My father’s parents are still alive and “free”. They are the elderly people I see in this photo. They have lived their lives simply, respectful of the world around them, but taking full advantage of what they could. They are Quakers, teachers, Audobon Society members, volunteers, travelers, rights advocates and so much more to so many people. I have never been able to totally grasp the extent of their experiences and I find there are more stories every year to absorb. Now in their 80s they’ve retired but are really enjoying every moment they have in this world. My grandfather is still active in the fire company and Quaker School community, while my grandmother is an artful quilter/ist with a book club, lunch club and varoius other lovely ladies and friends she spends time with. They are remarkable people with open warm spirits. They are wonderful.

And Karma has shined on me in so many ways bestowing me with a wonderful life filled with wonderful people. My parents, the rest of my family, Drew who is amazing and wonderful and the people we have met here in Colorado that have offered their hands and hearts openly to help us in so many ways. I’ve met artists who exchange their knowledge for my desire to learn, friends who offer their experiences here in Denver and the surrounding areas, coworkers with advice, support and oppootunities, strangers who are kind and say hello.

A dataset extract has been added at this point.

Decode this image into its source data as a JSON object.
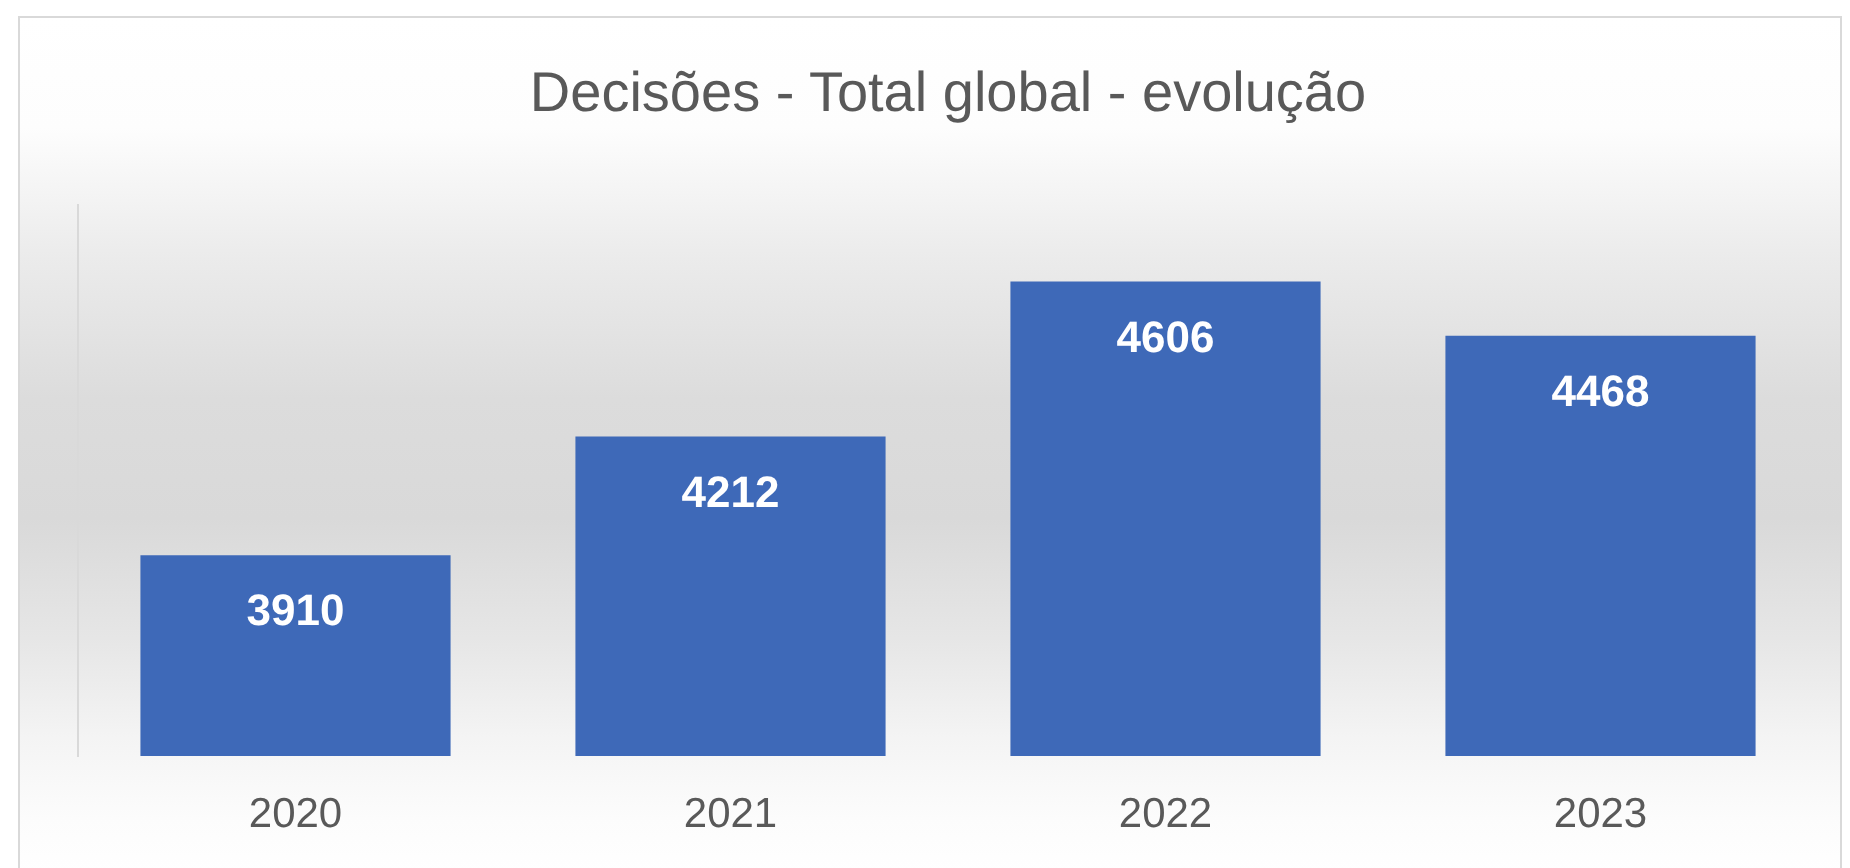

Today Drew and I were thinking about how thankful we are for these wonderful people and how much they contribute to our every day lives. We would not be so successful here in Denver without the support of all you wonderful people. Thank you for your wonderfulness 🙂

And this final picture is an ode to something Drew and I talk about and I think it fits this post. Memory is a funny thing. And I think we all take our liberties with it. I don’t really know exactly how my grandparents met. I just know what I remember someone telling me once and how I retell it might not be exact…. but isn’t that the beauty of story telling and how life lends itself to creative recollection?